Many years after we first met, as teenagers we took note of each other's older brothers.  My brother Joey and her brother Phil.  She didn't marry my brother.  After high school Joey went into the Navy and Cheryl went off to college to study nursing.  But I married hers.   So you see she was not only a friend of long standing but my beloved sister-in-law. 
She was funny, fun and adventurous. Her smile lit up a room.  Her laugh, infectious.  Her brothers called her "Sam" because she was so down to earth; "one of the boys" in the most complimentary way brothers can think of their baby sister.
Like all of us she had her moments but fought through them and came out the other side stronger.   She had no children of her own, but promised to take care of mine should anything happen to me during their formative years.   She was a Army nurse, a Veteran with duty in and out of the country and when I was a young wife, mother and knee deep in diapers I thought her life was far more glamorous.  She was brave.  Far braver than I could see myself being.
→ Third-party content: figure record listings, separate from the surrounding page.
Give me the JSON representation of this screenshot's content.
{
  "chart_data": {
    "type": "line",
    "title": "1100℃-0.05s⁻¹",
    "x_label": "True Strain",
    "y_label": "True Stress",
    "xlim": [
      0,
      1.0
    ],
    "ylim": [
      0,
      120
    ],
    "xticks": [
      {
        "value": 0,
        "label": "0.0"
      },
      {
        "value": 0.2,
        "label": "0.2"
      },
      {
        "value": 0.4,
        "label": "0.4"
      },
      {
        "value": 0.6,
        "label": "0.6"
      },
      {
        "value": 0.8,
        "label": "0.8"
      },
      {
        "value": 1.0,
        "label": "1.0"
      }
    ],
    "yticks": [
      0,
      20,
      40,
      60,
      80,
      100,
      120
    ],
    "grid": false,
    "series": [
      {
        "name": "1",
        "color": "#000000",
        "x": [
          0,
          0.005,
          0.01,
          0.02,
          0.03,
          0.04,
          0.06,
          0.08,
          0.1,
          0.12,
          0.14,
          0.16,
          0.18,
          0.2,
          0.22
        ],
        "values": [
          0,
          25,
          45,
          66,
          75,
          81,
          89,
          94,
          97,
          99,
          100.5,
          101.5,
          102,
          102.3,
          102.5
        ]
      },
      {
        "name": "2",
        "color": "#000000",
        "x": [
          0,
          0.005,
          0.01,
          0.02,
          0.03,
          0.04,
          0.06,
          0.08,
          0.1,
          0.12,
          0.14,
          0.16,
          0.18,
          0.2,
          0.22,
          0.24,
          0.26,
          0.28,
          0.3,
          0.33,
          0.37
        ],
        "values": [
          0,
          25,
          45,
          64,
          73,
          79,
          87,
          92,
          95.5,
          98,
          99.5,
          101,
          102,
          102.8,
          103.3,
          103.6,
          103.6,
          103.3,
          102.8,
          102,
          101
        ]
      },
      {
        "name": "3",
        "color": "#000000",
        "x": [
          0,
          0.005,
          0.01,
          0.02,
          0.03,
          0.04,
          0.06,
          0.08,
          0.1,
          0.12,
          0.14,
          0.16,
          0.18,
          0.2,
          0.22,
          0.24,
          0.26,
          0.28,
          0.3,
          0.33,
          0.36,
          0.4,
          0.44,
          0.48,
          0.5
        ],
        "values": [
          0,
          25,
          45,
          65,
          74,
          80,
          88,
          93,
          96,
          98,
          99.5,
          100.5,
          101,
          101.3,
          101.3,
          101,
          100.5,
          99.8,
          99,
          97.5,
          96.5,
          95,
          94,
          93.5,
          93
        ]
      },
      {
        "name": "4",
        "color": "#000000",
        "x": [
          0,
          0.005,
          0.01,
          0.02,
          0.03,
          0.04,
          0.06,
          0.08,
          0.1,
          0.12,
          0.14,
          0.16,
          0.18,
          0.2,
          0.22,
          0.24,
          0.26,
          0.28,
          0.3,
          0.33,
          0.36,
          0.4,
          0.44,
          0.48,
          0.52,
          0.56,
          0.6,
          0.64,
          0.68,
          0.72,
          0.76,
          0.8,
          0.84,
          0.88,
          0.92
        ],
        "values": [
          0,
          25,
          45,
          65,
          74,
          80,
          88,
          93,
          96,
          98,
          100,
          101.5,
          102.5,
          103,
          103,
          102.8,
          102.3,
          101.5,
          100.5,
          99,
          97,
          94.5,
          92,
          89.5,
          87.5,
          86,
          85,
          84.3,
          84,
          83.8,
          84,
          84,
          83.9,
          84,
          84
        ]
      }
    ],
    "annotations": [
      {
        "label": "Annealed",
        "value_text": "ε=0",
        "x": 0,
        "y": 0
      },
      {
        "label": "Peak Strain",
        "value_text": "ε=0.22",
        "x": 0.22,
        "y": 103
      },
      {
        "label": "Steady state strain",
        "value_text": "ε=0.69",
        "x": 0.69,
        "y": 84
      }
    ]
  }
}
When her heart began to fail when she was in her forties, she soldiered on.  And when a  heart transplant was the only way she could continue, she agreed to have the surgery in 1995.    The heart she received was from a young woman who was brain dead due to an auto accident.  What a gift to have received.  One that made it possible for Cheryl to remain in our lives far longer than what was  the normal expected life span of those who receive organ transplants.  Her longivity I attribute in large part to her fortitude.
It is hard to write about someone you love and have lost without seeming to be eliciting sympathy; for that is not what I am doing and would rather not have comments made to this blog about it.   I have cried enough and I am working through it.
I prefer to use my blog for the lighter moments in life and reports about stuff that makes me happy.
To honor Cheryl and her donated heart, in closing, all I want to say is; if you are ever in that place where a decision has to be made about donating your organs or those of a loved one, please consider doing so.  I know for sure if it were not for that unselfish gift made by a grieving family all those years ago, I would have been in the place I am now many many years ago.  The additional years Cheryl gained was a blessing for all who loved her.

2 comments:

Harmony Hopes Studio said...

Eloquent. She was lucky to have you as a s-i-l.

Unknown said...

Still, I want to hug you. It is never easy to say good-bye.